If output is considerable and, more importantly, can be sorted in some manner (alphabetically, numerically or whatever) without affecting the usefulness of the response, please sort it. Sure, if I ask for a list of routes, I’ll be wanting to deal with that in my own way, do what you want. But, if I’m requesting a list of profiles and they are uniquely identified by name, give me a list (or dictionary) sorted from a to z. Much appreciated.
It would be great to get something that told me how many records had been returned; then perhaps I could reserve some CPU or set a timer or something based on that.
I’m not sure this is something I want, but others seem to. Return 20 records at a time, or allow me to request that amount only, and request more if I want. Its all about control and data at the end of the day.
Clear Scope & Context
Another one I came across today. This one really ‘messed with my head’; I was basically making a request to a management device, requesting it ‘discover’ another device that I wanted it to eventually manage. I got a HTTP 202 response to my request, which made sense; “we got it, working on it” in plain English, oh and we assigned a UUID of xxxx. OK, nice, I’ll move onto querying that UUID. What did I get back? Well, I got status: FINISHED and status: FAILED. FINISHED Referred to the discovery ‘job’, failed referred to the outcome of that job. It would be very helpful if it was something like this instead: jobstatus: FINISHED and joboutcome: FAILED.
Nothing has pained me more recently that having to accommodate an API’s requirement for <item> in some instances and <items> in others, regardless of whether there can be multiple values or not. If there can be only one, use <item>, if there can be more than one, use <items>. Be logical here. There can only be ONE base license, many add-on licenses. Only one serial number. If there is a ‘status’, be clear about what it refers to (as per Clear Scope & Context).
Consistent Data Model
As noted by the guys from Arista in the comments below, a consistent data model is also essential. Returned values should be in a useful format and consistent amongst different calls or commands. If free memory is returned in Mb then total memory should also be returned in Mb, not Kb or Gb.

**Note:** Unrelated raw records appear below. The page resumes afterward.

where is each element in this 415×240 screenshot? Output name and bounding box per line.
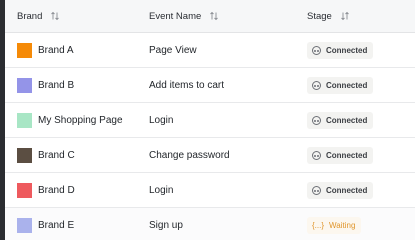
brand-cell: Brand D <box>17 173 137 207</box>
event-name: Login <box>149 114 174 126</box>
brand-name: My Shopping Page <box>38 114 123 126</box>
brand-color-swatch <box>17 112 32 128</box>
plug-icon <box>312 115 321 125</box>
event-name-cell: Login <box>149 103 299 137</box>
event-name: Change password <box>149 149 230 161</box>
stage-cell: {...} Waiting <box>307 208 415 240</box>
stage-badge: Connected <box>307 76 374 94</box>
stage-badge: Connected <box>307 41 374 59</box>
column-header-label: Brand <box>17 10 43 22</box>
brand-color-swatch <box>17 77 32 93</box>
column-header-label: Event Name <box>149 10 202 22</box>
column-header-label: Stage <box>307 10 332 22</box>
brand-color-swatch <box>17 218 32 233</box>
table-row[interactable]: Brand C Change password Connected <box>5 138 415 173</box>
brand-cell: Brand A <box>17 33 137 67</box>
event-name-cell: Sign up <box>149 208 299 240</box>
stage-badge: Connected <box>307 181 374 199</box>
table-row[interactable]: Brand E Sign up {...} Waiting <box>5 208 415 240</box>
event-name-cell: Add items to cart <box>149 68 299 102</box>
brand-cell: Brand B <box>17 68 137 102</box>
table-row[interactable]: Brand A Page View Connected <box>5 33 415 68</box>
brand-name: Brand B <box>38 79 75 91</box>
brand-name: Brand C <box>38 149 75 161</box>
brand-color-swatch <box>17 182 32 198</box>
event-name: Page View <box>149 44 197 56</box>
event-name: Sign up <box>149 220 183 231</box>
brand-cell: My Shopping Page <box>17 103 137 137</box>
brand-color-swatch <box>17 42 32 58</box>
stage-label: Connected <box>326 80 368 90</box>
column-header-brand[interactable]: Brand <box>17 0 137 32</box>
brand-name: Brand E <box>38 220 75 231</box>
events-table: Brand Event Name Stage Brand A Page View C… <box>5 0 415 240</box>
table-body: Brand A Page View Connected Brand B Add item… <box>5 33 415 240</box>
stage-badge: {...} Waiting <box>307 217 362 234</box>
stage-label: Connected <box>326 185 368 195</box>
stage-label: Waiting <box>329 221 356 230</box>
stage-cell: Connected <box>307 173 415 207</box>
stage-badge: Connected <box>307 146 374 164</box>
stage-cell: Connected <box>307 68 415 102</box>
brand-cell: Brand C <box>17 138 137 172</box>
brand-cell: Brand E <box>17 208 137 240</box>
event-name-cell: Page View <box>149 33 299 67</box>
stage-label: Connected <box>326 45 368 55</box>
table-row[interactable]: My Shopping Page Login Connected <box>5 103 415 138</box>
plug-icon <box>312 45 321 55</box>
sort-desc-icon[interactable] <box>340 11 350 21</box>
events-table-screen: Brand Event Name Stage Brand A Page View C… <box>0 0 415 240</box>
plug-icon <box>312 185 321 195</box>
plug-icon <box>312 80 321 90</box>
event-name-cell: Login <box>149 173 299 207</box>
plug-icon <box>312 150 321 160</box>
brand-name: Brand A <box>38 44 74 56</box>
table-header-row: Brand Event Name Stage <box>5 0 415 33</box>
braces-icon: {...} <box>312 221 325 230</box>
sort-updown-icon[interactable] <box>50 11 60 21</box>
stage-badge: Connected <box>307 111 374 129</box>
column-header-stage[interactable]: Stage <box>307 0 415 32</box>
event-name-cell: Change password <box>149 138 299 172</box>
stage-label: Connected <box>326 115 368 125</box>
table-row[interactable]: Brand B Add items to cart Connected <box>5 68 415 103</box>
event-name: Login <box>149 184 174 196</box>
event-name: Add items to cart <box>149 79 225 91</box>
table-row[interactable]: Brand D Login Connected <box>5 173 415 208</box>
stage-cell: Connected <box>307 138 415 172</box>
stage-label: Connected <box>326 150 368 160</box>
brand-name: Brand D <box>38 184 75 196</box>
column-header-event-name[interactable]: Event Name <box>149 0 299 32</box>
brand-color-swatch <box>17 147 32 163</box>
stage-cell: Connected <box>307 33 415 67</box>
stage-cell: Connected <box>307 103 415 137</box>
sort-updown-icon[interactable] <box>209 11 219 21</box>
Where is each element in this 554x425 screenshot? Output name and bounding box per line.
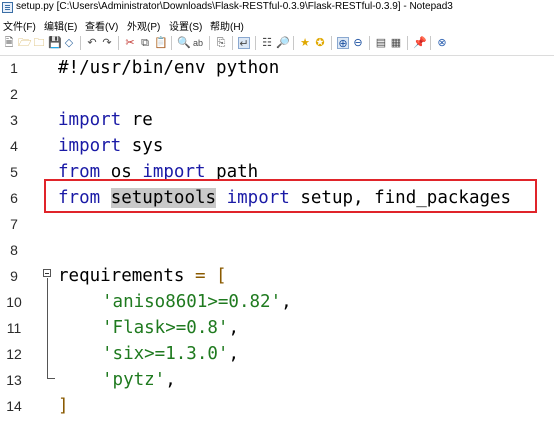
toolbar-separator	[407, 36, 408, 50]
menu-file[interactable]: 文件(F)	[3, 18, 36, 33]
identifier: requirements	[58, 266, 185, 286]
schemes-icon[interactable]: ▤	[375, 37, 387, 49]
customize-icon[interactable]: ▦	[390, 37, 402, 49]
toolbar-separator	[293, 36, 294, 50]
fold-margin-end	[47, 378, 55, 379]
line-number: 5	[10, 164, 18, 180]
code-line: 14 ]	[0, 394, 554, 420]
toolbar-separator	[255, 36, 256, 50]
menu-view[interactable]: 查看(V)	[85, 18, 118, 33]
line-number: 3	[10, 112, 18, 128]
code-line: 2	[0, 82, 554, 108]
line-number: 4	[10, 138, 18, 154]
zoom-in-icon[interactable]: ⊕	[337, 37, 349, 50]
zoom-out-icon[interactable]: ⊖	[352, 37, 364, 49]
code-line: 9 requirements = [	[0, 264, 554, 290]
fold-collapse-icon[interactable]	[43, 269, 51, 277]
line-number: 2	[10, 86, 18, 102]
open-folder-icon[interactable]: 🗁	[18, 37, 32, 49]
line-number: 12	[6, 346, 22, 362]
undo-icon[interactable]: ↶	[86, 37, 98, 49]
line-number: 13	[6, 372, 22, 388]
code-line: 7	[0, 212, 554, 238]
copy-icon[interactable]: ⧉	[139, 37, 151, 49]
operator: ]	[58, 396, 69, 416]
code-line: 10 'aniso8601>=0.82',	[0, 290, 554, 316]
code-line: 4 import sys	[0, 134, 554, 160]
save-icon[interactable]: 💾	[48, 37, 62, 49]
code-text: sys	[121, 136, 164, 156]
exit-icon[interactable]: ⊗	[436, 37, 448, 49]
code-line: 8	[0, 238, 554, 264]
line-number: 9	[10, 268, 18, 284]
string-literal: 'pytz'	[102, 370, 166, 390]
goto-icon[interactable]: ⎘	[215, 37, 227, 49]
cut-icon[interactable]: ✂	[124, 37, 136, 49]
string-literal: 'aniso8601>=0.82'	[102, 292, 282, 312]
code-line: 12 'six>=1.3.0',	[0, 342, 554, 368]
line-number: 8	[10, 242, 18, 258]
operator: = [	[184, 266, 227, 286]
word-wrap-icon[interactable]: ↵	[238, 37, 250, 50]
window-title: setup.py [C:\Users\Administrator\Downloa…	[16, 1, 453, 12]
code-editor[interactable]: 1 #!/usr/bin/env python 2 3 import re 4 …	[0, 56, 554, 425]
paste-icon[interactable]: 📋	[154, 37, 168, 49]
save-as-icon[interactable]: ◇	[63, 37, 75, 49]
code-line: 3 import re	[0, 108, 554, 134]
code-text: ,	[228, 344, 239, 364]
line-number: 10	[6, 294, 22, 310]
zoom-icon[interactable]: ☷	[261, 37, 273, 49]
keyword: import	[58, 136, 122, 156]
code-text: ,	[228, 318, 239, 338]
toolbar-separator	[369, 36, 370, 50]
notepad3-app-icon	[2, 2, 13, 13]
menu-bar: 文件(F) 编辑(E) 查看(V) 外观(P) 设置(S) 帮助(H)	[0, 16, 554, 33]
code-line: 13 'pytz',	[0, 368, 554, 394]
find-files-icon[interactable]: 🔎	[276, 37, 290, 49]
toolbar-separator	[118, 36, 119, 50]
browse-icon[interactable]: 🗀	[33, 37, 45, 49]
toolbar-separator	[171, 36, 172, 50]
keyword: import	[58, 110, 122, 130]
menu-appearance[interactable]: 外观(P)	[127, 18, 160, 33]
favorites-icon[interactable]: ★	[299, 37, 311, 49]
toolbar-separator	[430, 36, 431, 50]
code-line: 1 #!/usr/bin/env python	[0, 56, 554, 82]
menu-help[interactable]: 帮助(H)	[210, 18, 244, 33]
string-literal: 'Flask>=0.8'	[102, 318, 229, 338]
line-number: 11	[6, 320, 22, 336]
add-favorite-icon[interactable]: ✪	[314, 37, 326, 49]
red-highlight-box	[44, 179, 537, 213]
new-file-icon[interactable]: 🗎	[3, 37, 15, 49]
code-text: re	[121, 110, 153, 130]
toolbar-separator	[331, 36, 332, 50]
line-number: 14	[6, 398, 22, 414]
menu-edit[interactable]: 编辑(E)	[44, 18, 77, 33]
code-line: 11 'Flask>=0.8',	[0, 316, 554, 342]
line-number: 6	[10, 190, 18, 206]
fold-margin-line	[47, 278, 48, 378]
code-text: ,	[165, 370, 176, 390]
pin-icon[interactable]: 📌	[413, 37, 427, 49]
code-text: #!/usr/bin/env python	[58, 58, 280, 78]
toolbar-separator	[209, 36, 210, 50]
menu-settings[interactable]: 设置(S)	[169, 18, 202, 33]
toolbar-separator	[232, 36, 233, 50]
string-literal: 'six>=1.3.0'	[102, 344, 229, 364]
title-bar: setup.py [C:\Users\Administrator\Downloa…	[0, 0, 554, 16]
find-icon[interactable]: 🔍	[177, 37, 191, 49]
line-number: 7	[10, 216, 18, 232]
code-text: ,	[281, 292, 292, 312]
toolbar-separator	[80, 36, 81, 50]
replace-icon[interactable]: ab	[192, 37, 204, 49]
toolbar: 🗎 🗁 🗀 💾 ◇ ↶ ↷ ✂ ⧉ 📋 🔍 ab ⎘ ↵ ☷ 🔎 ★ ✪ ⊕ ⊖…	[0, 33, 554, 56]
redo-icon[interactable]: ↷	[101, 37, 113, 49]
line-number: 1	[10, 60, 18, 76]
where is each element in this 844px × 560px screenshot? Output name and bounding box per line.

The ‘producers’ of your API? Have they ever tried to ‘read/write’ from/to the API? Actually use it to do something useful? Do that. Come back to me with improvements; there will be many. I don’t want to pay to do your testing.
The device (the data plane) probably already does in some fashion, so does the CLI and access control system. Why not the API? Self-service and many other features rely on this and if your device isn’t playing ball, well, it might not be in the game for long.
Forgive me the somewhat aggressive format; this all seems rather obvious to me and even in my limited experience I’ve paid quite a high price for such features lacking. I also feel, considering the fundamental role of networking, that bad APIs will really take the shine off (and dollars from) emerging solutions, automation projects, PoCs and all the rest. That would be a real shame and ultimately delay improvements in our industry and our jobs (and cost the worst vendors some serious money).
As I said, I’m very open to both suggestions and any other kind of comment. Thanks.